Захоти эта девица подобраться ко мне через постель, я бы еще мог понять. Но использовать запретную магию через ребенка? Гадина!
Допросные показались в конце коридора, и я ускорил шаг, но тут на моем пути возник Себ.
– Третье покушение, Райн! – воскликнул седовласый герцог Марирский. – Третье покушение за месяц! А ты еще даже не стал королем!
Себастиан – первый королевский советник, а еще друг моего отца, поэтому я остановился и мрачно ответил:
– Ничего не поделаешь, я пользуюсь популярностью.
– Это не шутки!
– А я разве шучу, Себ? Отставка Гориана должна была держаться в секрете, так какого гьерда я не могу шагу ступить, чтобы меня не пытались отравить, заколоть или разорвать на части?!
Либо отвлечь (а после приложить алой схемой) девицы с пышными прелестями.
От моего тона Себастиан пошел красными пятнами и кивнул мне на дверь в кабинет начальника Тайной канцелярии.
Вообще-то покушений было не три, а четыре. Сегодня – два одновременно. Учитывая, что с тех пор, как король стал сдавать, меня пытались убить уже несколько раз, я перестал верить в подобные совпадения. Сегодня кто-то явно старался отвлечь внимание маджера с помощью бомбы, а потом подобраться ко мне с помощью этой девицы. И ведь почти подобрался!
Этому кому-то очень не хочется, чтобы я взошел на престол.
– Информация о твоей коронации держится в секрете, – поджал губы первый советник.

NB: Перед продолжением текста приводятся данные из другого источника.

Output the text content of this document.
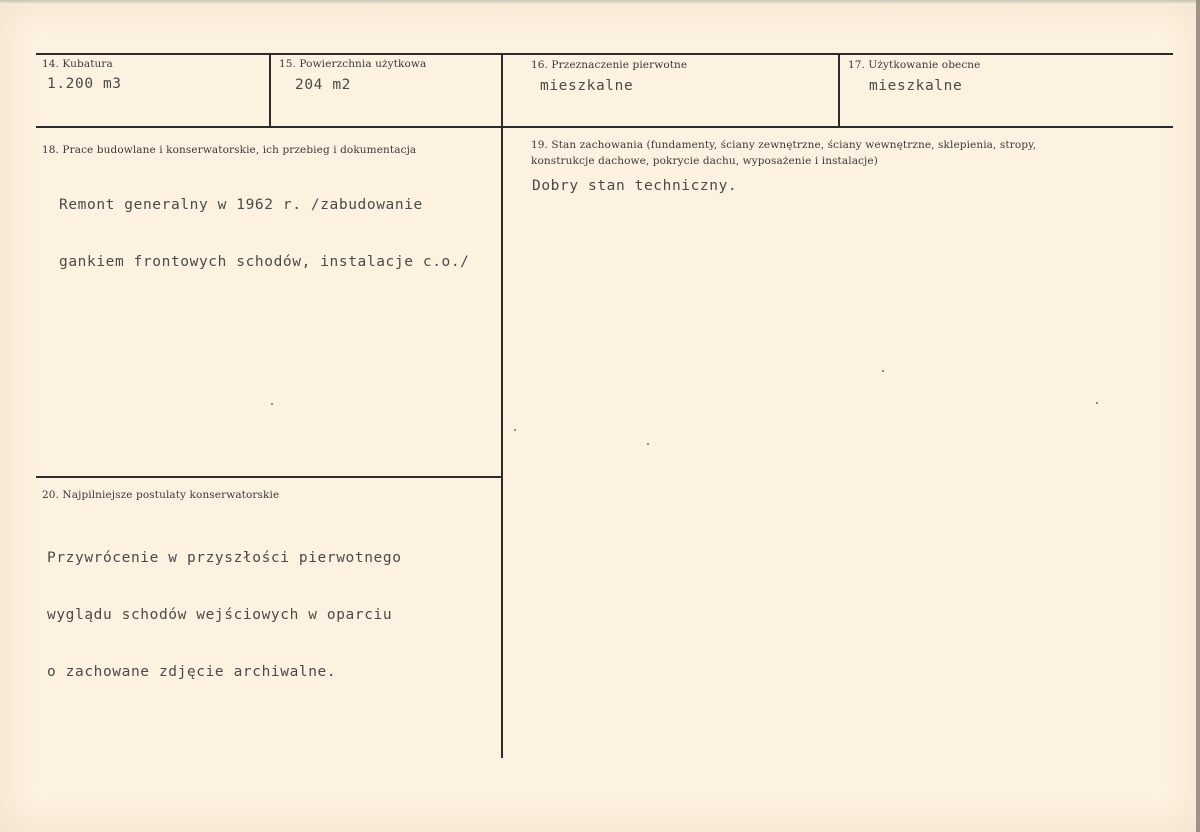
14. Kubatura
1.200 m3
15. Powierzchnia użytkowa
204 m2
16. Przeznaczenie pierwotne
mieszkalne
17. Użytkowanie obecne
mieszkalne
18. Prace budowlane i konserwatorskie, ich przebieg i dokumentacja

Remont generalny w 1962 r. /zabudowanie

gankiem frontowych schodów, instalacje c.o./

19. Stan zachowania (fundamenty, ściany zewnętrzne, ściany wewnętrzne, sklepienia, stropy,
konstrukcje dachowe, pokrycie dachu, wyposażenie i instalacje)
Dobry stan techniczny.
20. Najpilniejsze postulaty konserwatorskie

Przywrócenie w przyszłości pierwotnego

wyglądu schodów wejściowych w oparciu

o zachowane zdjęcie archiwalne.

– Поэтому о ней знает вся Барельвица?
– Гориан болен, это известно многим, а ты единственный, кто достоин занять его место.
– Не единственный.
Ответить Себастиан не успел: наш разговор прервало появление Рэстриджа, владельца кабинета. Тощего, с зализанными волосами и с почти прозрачными глазами типа.
– Ваша светлость, – он склонил голову, – мы все узнали про эри Алисию Армсвилл. Она сейчас находится в допросной комнате.
Алисия.
Я мысленно повторил ее имя, понимая, что оно идеально легло в образ.
– Покажите, – приказываю я.
Рэстридж кивает и чертит в воздухе лиловый узор, похожий на пустую раму для картины – заклинание видения. Как только добавлен последний завиток, пространство внутри рамки вспыхивает и идет рябью, а после показывает рыжую, сидящую на стуле посреди комнаты.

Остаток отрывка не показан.